I did also some tests with the WHERE clause I was thinking is less odd, but in fact is it from not to very slower (from basically the same up to 1 second slower per 100 rounds).

Okay, that seems all. Do you see any hole in what I wrote? (Any bug in the code or methodology?) Do you think there is more to cover?
Title: Re: BoardIndex query
Post by: Spuds on December 30, 2013, 12:13:18 pm
WOW ... thanks for all that testing!

I'm still going over the results so I can get it straight in my mind, also trying to run your "bigelk" test file on my test site to see what results I get so we can compare :D
Title: Re: BoardIndex query
Post by: emanuele on December 30, 2013, 12:25:30 pm
Big Elk is big! LOL

I forgot to remove the path from the gist. :P
Title: Re: BoardIndex query
Post by: Spuds on December 30, 2013, 12:33:02 pm
Ran the test (boy does that take a while to run!), Don't have a translation on what all the numbers mean, hopefully @emanuele  can translate O:-)

The test site that I ran it on has:
3 Categories
13 Boards total
2 child boards (both in same category)
1 Admin
4 Global Moderators
110K posts

Did the run twice one as is and one with SQL_NO_CACHE set just to test if it made a difference.
Title: Re: BoardIndex query
Post by: emanuele on December 30, 2013, 02:33:21 pm
Quote from: Spuds – Ran the test (boy does that take a while to run!),
The more the better! ;D ... no wait in this case it's the opposite! :P

Quote from: Spuds – Don't have a translation on what all the numbers mean, hopefully @emanuele  can translate O:-)
[...]
Did the run twice one as is and one with SQL_NO_CACHE set just to test if it made a difference.
Cool the no cache!

About the data, the trend is similar to what I got: having a different query for local moderators is slower than do everything into that big thing, apply the ORDER BY doesn't make almost any difference, grab boards from uncollapsed categories brings in a significant overhead.

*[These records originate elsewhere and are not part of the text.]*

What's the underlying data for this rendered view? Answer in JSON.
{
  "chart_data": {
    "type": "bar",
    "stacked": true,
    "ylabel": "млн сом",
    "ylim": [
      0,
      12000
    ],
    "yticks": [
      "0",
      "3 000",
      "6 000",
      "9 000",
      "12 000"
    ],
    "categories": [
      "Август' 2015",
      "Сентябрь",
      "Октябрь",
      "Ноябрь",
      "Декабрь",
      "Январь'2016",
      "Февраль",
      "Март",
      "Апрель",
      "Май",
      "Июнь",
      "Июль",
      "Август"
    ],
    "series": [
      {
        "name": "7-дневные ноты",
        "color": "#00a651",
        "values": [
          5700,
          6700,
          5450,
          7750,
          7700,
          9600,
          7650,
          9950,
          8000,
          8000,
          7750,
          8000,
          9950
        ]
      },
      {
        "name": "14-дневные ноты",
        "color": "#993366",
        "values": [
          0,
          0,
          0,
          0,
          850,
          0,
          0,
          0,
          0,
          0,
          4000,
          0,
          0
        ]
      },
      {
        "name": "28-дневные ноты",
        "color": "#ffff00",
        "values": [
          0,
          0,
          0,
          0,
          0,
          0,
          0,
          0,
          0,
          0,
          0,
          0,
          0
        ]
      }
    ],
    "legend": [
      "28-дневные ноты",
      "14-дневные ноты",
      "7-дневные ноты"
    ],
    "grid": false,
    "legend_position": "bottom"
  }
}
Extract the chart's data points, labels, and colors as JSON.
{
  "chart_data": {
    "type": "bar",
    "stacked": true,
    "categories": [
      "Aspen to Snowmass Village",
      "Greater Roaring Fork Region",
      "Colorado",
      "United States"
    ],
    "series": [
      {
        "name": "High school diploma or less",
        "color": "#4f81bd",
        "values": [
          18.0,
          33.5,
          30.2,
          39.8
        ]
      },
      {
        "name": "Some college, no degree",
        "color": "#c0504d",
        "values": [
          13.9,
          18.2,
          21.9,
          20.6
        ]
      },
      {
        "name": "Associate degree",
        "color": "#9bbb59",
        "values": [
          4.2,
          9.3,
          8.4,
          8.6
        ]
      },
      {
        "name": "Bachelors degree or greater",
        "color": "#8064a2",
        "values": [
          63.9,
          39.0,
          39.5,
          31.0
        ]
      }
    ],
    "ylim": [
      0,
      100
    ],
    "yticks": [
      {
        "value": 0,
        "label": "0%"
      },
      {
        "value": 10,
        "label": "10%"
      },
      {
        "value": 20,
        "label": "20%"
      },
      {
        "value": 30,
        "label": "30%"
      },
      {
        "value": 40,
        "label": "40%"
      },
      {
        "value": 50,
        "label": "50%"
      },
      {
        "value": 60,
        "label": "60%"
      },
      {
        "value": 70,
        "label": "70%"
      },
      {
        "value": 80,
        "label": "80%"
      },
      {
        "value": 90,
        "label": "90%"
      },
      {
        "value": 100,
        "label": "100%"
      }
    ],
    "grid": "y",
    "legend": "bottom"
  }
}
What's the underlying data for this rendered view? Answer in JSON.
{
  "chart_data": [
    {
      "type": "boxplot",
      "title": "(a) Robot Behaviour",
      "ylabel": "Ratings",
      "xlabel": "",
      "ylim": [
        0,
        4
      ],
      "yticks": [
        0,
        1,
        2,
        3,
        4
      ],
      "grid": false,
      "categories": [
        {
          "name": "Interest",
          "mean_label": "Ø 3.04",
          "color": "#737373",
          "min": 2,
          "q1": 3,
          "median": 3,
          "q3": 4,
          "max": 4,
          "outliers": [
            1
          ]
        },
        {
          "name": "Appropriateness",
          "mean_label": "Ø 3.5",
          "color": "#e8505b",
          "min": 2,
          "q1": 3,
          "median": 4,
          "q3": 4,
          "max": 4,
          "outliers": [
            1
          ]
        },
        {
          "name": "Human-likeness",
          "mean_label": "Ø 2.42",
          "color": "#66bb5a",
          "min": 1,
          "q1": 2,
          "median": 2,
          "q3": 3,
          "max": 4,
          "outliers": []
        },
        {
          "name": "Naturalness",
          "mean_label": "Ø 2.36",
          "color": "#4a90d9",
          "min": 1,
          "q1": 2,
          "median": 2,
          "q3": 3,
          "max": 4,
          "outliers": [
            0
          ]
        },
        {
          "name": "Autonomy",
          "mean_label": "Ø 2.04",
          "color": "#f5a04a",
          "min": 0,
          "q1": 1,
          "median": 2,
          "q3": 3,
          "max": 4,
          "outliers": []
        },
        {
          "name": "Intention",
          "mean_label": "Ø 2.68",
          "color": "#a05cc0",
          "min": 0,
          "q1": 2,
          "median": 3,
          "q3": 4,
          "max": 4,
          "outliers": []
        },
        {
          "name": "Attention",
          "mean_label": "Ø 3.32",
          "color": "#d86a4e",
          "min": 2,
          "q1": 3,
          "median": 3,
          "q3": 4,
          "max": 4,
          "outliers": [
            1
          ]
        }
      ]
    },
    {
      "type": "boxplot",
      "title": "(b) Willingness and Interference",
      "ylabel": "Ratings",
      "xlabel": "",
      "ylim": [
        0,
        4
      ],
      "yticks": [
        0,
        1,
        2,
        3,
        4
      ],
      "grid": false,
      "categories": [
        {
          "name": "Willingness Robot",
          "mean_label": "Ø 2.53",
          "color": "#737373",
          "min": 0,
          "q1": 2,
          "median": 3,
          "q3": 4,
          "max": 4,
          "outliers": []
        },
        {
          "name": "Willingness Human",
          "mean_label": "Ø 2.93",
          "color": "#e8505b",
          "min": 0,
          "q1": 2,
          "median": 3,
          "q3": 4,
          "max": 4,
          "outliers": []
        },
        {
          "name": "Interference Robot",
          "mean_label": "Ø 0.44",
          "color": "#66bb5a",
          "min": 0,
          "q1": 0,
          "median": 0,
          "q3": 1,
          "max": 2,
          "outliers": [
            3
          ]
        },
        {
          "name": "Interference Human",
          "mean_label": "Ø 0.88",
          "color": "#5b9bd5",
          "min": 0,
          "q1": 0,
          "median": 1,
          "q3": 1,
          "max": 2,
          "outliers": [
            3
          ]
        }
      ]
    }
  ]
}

I just realised I didn't consider we could cache the board moderators.
I did a quick test (see the updated gist for the code): the values are comparable (some are slightly better, some are worse) to the ones I got keeping the moderators in the query itself, so apparently is not really an advantage because it means that we are not gaining anything in terms of performances and just a bit of decoupling. The net balance doesn't seem to be worth...
Title: Re: BoardIndex query
Post by: Spuds on December 30, 2013, 06:55:24 pm
So sounds like we can safely add the ORDER BY with no penalty, and in fact its needed for some DB setups.

Looking at things I did that no cache but only on one of the querys, so I should rerun it, but then again the results say the same thing anyway!
Title: Re: BoardIndex query
Post by: emanuele on May 17, 2014, 09:16:47 am
I updated the gist in a less lame way, to grab the moderators only in a single query at the end of the loop.
Unless I did something wrong, that way of doing looks quite faster (about 30%) than the single query with joins.
I also tried to cache the results of the moderators, though there is not a lot of difference, mainly because if there is the cache an additional loop is needed (see the two files in the gist): one to get the moderators and cache them, one to read the array cached and put the moderators into the boards/categories array.
Title: Re: BoardIndex query
Post by: Spuds on May 17, 2014, 09:46:49 am
QuoteUnless I did something wrong, that way of doing looks quite faster (about 30%) than the single query with joins.

Thats a nice improvement for sure, great work!